Extraordinary claims require extraordinary evidence. Can you back any of this up, or provide a reason I should believe what you’re saying? Because it directly contradicts decades of research on what is perhaps the most scrutinised and studied dietary supplement in the world.

Aspartame is safe, and very well tolerated.

You’re spreading misinformation.

You are the one spreading misinformation. Aspartame is horrible for you.

Here, have a read.
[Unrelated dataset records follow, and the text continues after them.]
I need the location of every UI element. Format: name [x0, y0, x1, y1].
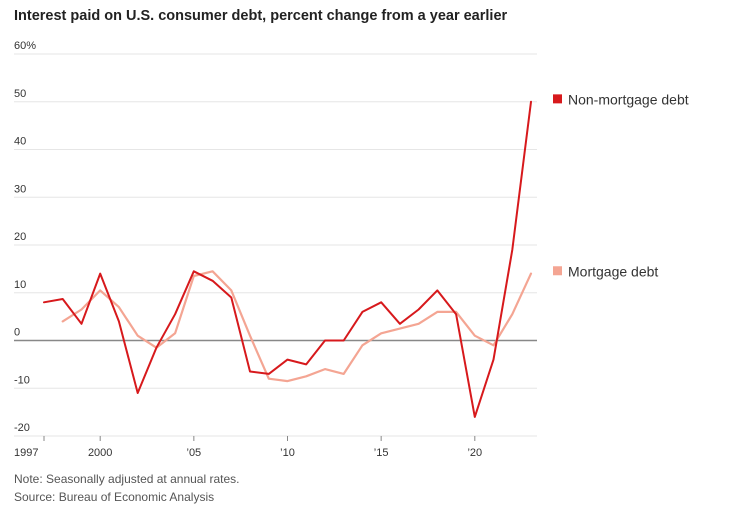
y-tick-label: 10 [14, 279, 26, 291]
x-tick-label: 2000 [88, 447, 112, 459]
series-line-mortgage [61, 270, 533, 383]
legend-label-non-mortgage: Non-mortgage debt [568, 91, 689, 107]
y-tick-label: -20 [14, 422, 30, 434]
y-tick-label: 60% [14, 40, 36, 52]
y-tick-label: 40 [14, 136, 26, 148]
series-lines [43, 100, 533, 418]
gridlines [14, 53, 537, 437]
chart-note: Note: Seasonally adjusted at annual rate… [14, 472, 239, 486]
chart-title: Interest paid on U.S. consumer debt, per… [14, 8, 508, 24]
y-tick-label: -10 [14, 374, 30, 386]
legend-swatch-non-mortgage [553, 94, 562, 104]
legend-swatch-mortgage [553, 266, 562, 276]
x-tick-label: ’05 [187, 447, 202, 459]
y-tick-label: 20 [14, 231, 26, 243]
legend: Non-mortgage debt Mortgage debt [553, 91, 689, 279]
x-tick-label: ’15 [374, 447, 389, 459]
x-tick-label: ’10 [280, 447, 295, 459]
x-axis-tick-labels: 1997 2000 ’05 ’10 ’15 ’20 [14, 436, 482, 459]
y-axis-tick-labels: 60% 50 40 30 20 10 0 -10 -20 [14, 40, 36, 434]
series-line-non-mortgage [43, 100, 532, 418]
y-tick-label: 50 [14, 88, 26, 100]
y-tick-label: 0 [14, 327, 20, 339]
chart-source: Source: Bureau of Economic Analysis [14, 490, 214, 504]
x-tick-label: ’20 [467, 447, 482, 459]
y-tick-label: 30 [14, 183, 26, 195]
x-tick-label: 1997 [14, 447, 38, 459]
legend-label-mortgage: Mortgage debt [568, 263, 658, 279]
I have more if you would like them.

https://journals.plos.org/plosmedicine/article?id=10.1371/jo...

https://www.sciencedaily.com/releases/2022/03/220324143800.h...
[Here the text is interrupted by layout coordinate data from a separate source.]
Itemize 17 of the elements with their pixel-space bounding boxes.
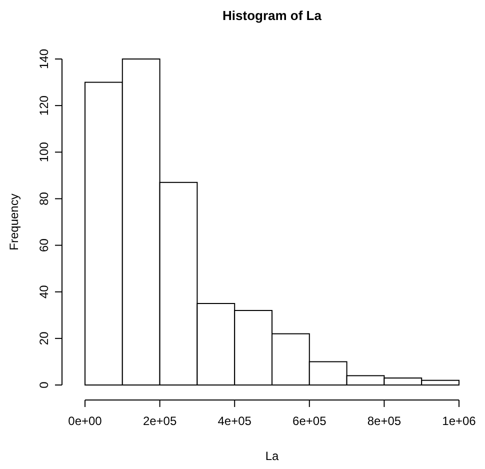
y-tick-label: 0 — [37, 381, 51, 388]
y-tick-label: 60 — [37, 238, 51, 252]
y-tick-label: 40 — [37, 284, 51, 299]
y-tick-label: 140 — [37, 48, 51, 70]
y-tick-label: 100 — [37, 142, 51, 162]
x-tick-label: 2e+05 — [142, 414, 177, 428]
x-tick-label: 4e+05 — [218, 414, 252, 428]
x-tick-label: 6e+05 — [292, 414, 327, 428]
y-tick-label: 20 — [37, 331, 51, 346]
y-tick-label: 120 — [37, 95, 51, 116]
y-axis-title: Frequency — [7, 194, 21, 250]
x-axis-title: La — [265, 449, 279, 463]
x-tick-label: 8e+05 — [367, 414, 402, 428]
chart-title: Histogram of La — [222, 8, 322, 23]
x-tick-label: 0e+00 — [68, 414, 102, 428]
x-tick-label: 1e+06 — [442, 414, 476, 428]
y-tick-label: 80 — [37, 192, 51, 206]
https://www.ncbi.nlm.nih.gov/pmc/articles/PMC1392232/

http://www.ncbi.nlm.nih.gov/pmc/articles/PMC1964906/pdf/ehp0...

http://www.mpwhi.com/soffritti_2010_20896_fta.pdf

https://ehjournal.biomedcentral.com/articles/10.1186/s12940-...

https://annalsofglobalhealth.org/articles/10.5334/aogh.4163

http://ajcn.nutrition.org/content/96/6/1419.long

https://www.ncbi.nlm.nih.gov/pubmed/24436139

https://www.pnas.org/doi/10.1073/pnas.2213120119

https://news.fsu.edu/news/university-news/2022/12/08/fsu-res...

https://www.nature.com/articles/s41598-023-41213-2

https://www.ncbi.nlm.nih.gov/pubmed/8939194

https://www.youtube.com/watch?v=yCoBuTr0Or0

http://www.cmaj.ca/content/189/28/E929

https://www.statnews.com/2017/07/17/artificial-sweeteners-we...

https://blogs.wsj.com/experts/2017/09/14/why-one-cardiologis...

https://www.philly.com/philly/health/this-cardiologist-wants...

https://www.ncbi.nlm.nih.gov/pubmed/27129676

http://stroke.ahajournals.org/content/early/2017/04/20/STROK...

https://www.bumc.bu.edu/busm/2017/04/20/daily-consumption-of...

https://www.washingtonpost.com/news/morning-mix/wp/2017/04/2...

https://www.ncbi.nlm.nih.gov/pubmed/24787915

https://www.ncbi.nlm.nih.gov/pubmed/24787917

https://www.ncbi.nlm.nih.gov/pubmed/1579221

https://www.ncbi.nlm.nih.gov/pmc/articles/PMC1474447/pdf/env...

https://www.ncbi.nlm.nih.gov/pubmed/28198207

https://www.ncbi.nlm.nih.gov/pubmed/28049023

https://www.ncbi.nlm.nih.gov/pubmed/17684524

http://www.sciencedirect.com/science/article/pii/S1043661805...

https://diabetesjournals.org/care/article/doi/10.2337/dc23-0...

https://www.ncbi.nlm.nih.gov/pubmed/27997218

http://www.massgeneral.org/News/pressrelease.aspx?id=2016

https://www.ncbi.nlm.nih.gov/pmc/articles/PMC3772345/

For anyone else reading this, feel free to ignore this person's post. If there's a good case to be made that aspartame is harmful, this isn't it. Few of these studies are germane to typical human exposure, and typical exposure levels aren't strongly correlated with large increases in risk.

For the author, try reading some of these papers. Also don't bother linking to press releases or newspaper articles, you're just wasting other people's time. You probably want to skip the animal studies too. Go for no more than three links, preferably meta-studies -- at least if your intention is to be taken for something other than a crank.

> * reduced metabolism (leading to more weight gain than a subjectively equivalent amount of sugar),*

Doesn't that mean aspartame somehow contains more energy than sugar?

I mean, assuming the increased weight is fat, that is stored extra energy.

There is some evidence that artificial sweeteners increase insulin resistance: https://www.ncbi.nlm.nih.gov/pmc/articles/PMC7014832/

I have also heard that because artificial sweeteners increase insulin levels without increasing blood glucose to the same extent that sugars would, this leads to a blood sugar drop which induces increased eating.

The idea works longterm. You take aspartame, which has a sweet taste but no energy. Your body starts all kinds of digestive functions and gets confused. After a lot of aspartame it doesn't know how to respond to sweet food anymore.